The proponent of a motion for summary judgment must make a prima facie showing of entitlement to judgment as a matter of law, tendering sufficient evidence to demonstrate the absence of any material issues of fact (Winegrad v New York Univ. Med. Center, 64 NY2d 851, 853). Once this showing has been made, the burden shifts to the party opposing the motion to produce evidentiary proof in admissible form sufficient to establish the existence of material issues of fact which require a trial (Alvarez v Prospect Hospital, 68 NY2d 320). Summary judgment is a drastic remedy which deprives a party of its day in court and should not be granted where there is any doubt as to the existence of a material issue of fact (Moskowitz v Garlock, 23 AD2d 943; Epstein v Scally, 99 AD2d 713).

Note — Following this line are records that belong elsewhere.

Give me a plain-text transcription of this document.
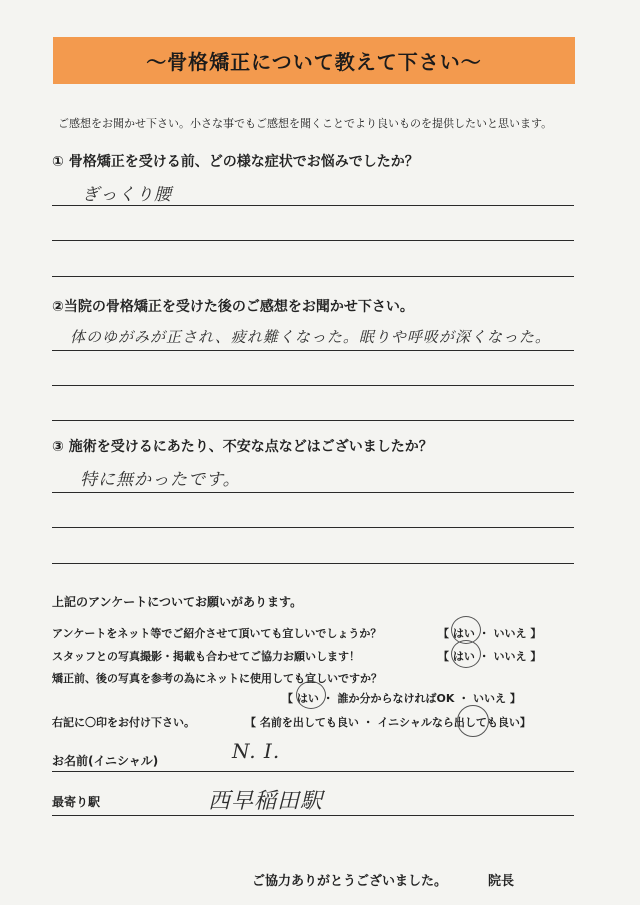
～骨格矯正について教えて下さい～
ご感想をお聞かせ下さい。小さな事でもご感想を聞くことでより良いものを提供したいと思います。
① 骨格矯正を受ける前、どの様な症状でお悩みでしたか？
ぎっくり腰
②当院の骨格矯正を受けた後のご感想をお聞かせ下さい。
体のゆがみが正され、疲れ難くなった。眠りや呼吸が深くなった。
③ 施術を受けるにあたり、不安な点などはございましたか？
特に無かったです。
上記のアンケートについてお願いがあります。
アンケートをネット等でご紹介させて頂いても宜しいでしょうか？	【 はい ・ いいえ 】
スタッフとの写真撮影・掲載も合わせてご協力お願いします！	【 はい ・ いいえ 】
矯正前、後の写真を参考の為にネットに使用しても宜しいですか？
【 はい ・ 誰か分からなければOK ・ いいえ 】
右記に〇印をお付け下さい。	【 名前を出しても良い ・ イニシャルなら出しても良い】
お名前(イニシャル)	N. I.
最寄り駅	西早稲田駅
ご協力ありがとうございました。	院長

I have been presented with the deposition testimony of the drivers of both vehicles involved in the incident. In addition, I have the MV-104A Police Accident Report and a redacted Supervisor's Incident Analysis Report Form prepared by Mr. Cieslinski's supervisor after the accident. It appears that Mr. Laveck was actually, and legally, within the process of making a right hand turn onto Route 204 north from Chili Avenue when the first impact occurred. It also appears that the snowplow operator, with yellow hazard lights working, had already reached the intersection after successfully moving from the U-turn onto Route 204. The fact that he did not notice Claimant's car at the intersection as he pulled out into traffic and continued to be unaware of his presence as he moved the plow over into the right hand lane of Route 204 can be characterized as negligence at best; a momentary lapse of judgment that does not rise to the level of recklessness. Even looking at the facts in a light most favorable to Claimant, as I must in this summary judgment motion, I can conceive of no fair view of the evidence that could lead to the conclusion that the snowplow operator ignored a grave risk likely to cause harm.

Based upon the foregoing, it is hereby

ORDERED, that Defendant's motion for summary judgment is granted. The claim is dismissed and the Clerk of the Court is directed to close the file.

August 30, 2004
Rochester, New York

Judge of the Court of Claims

[1]Defendant had also moved to dismiss the claim pursuant to Court of Claims Act § 11(b) because the claim and notice of intention set forth a different date. However, Claimant attached the accident report bearing the correct date to each of those documents. I denied that part of the motion to dismiss at oral argument.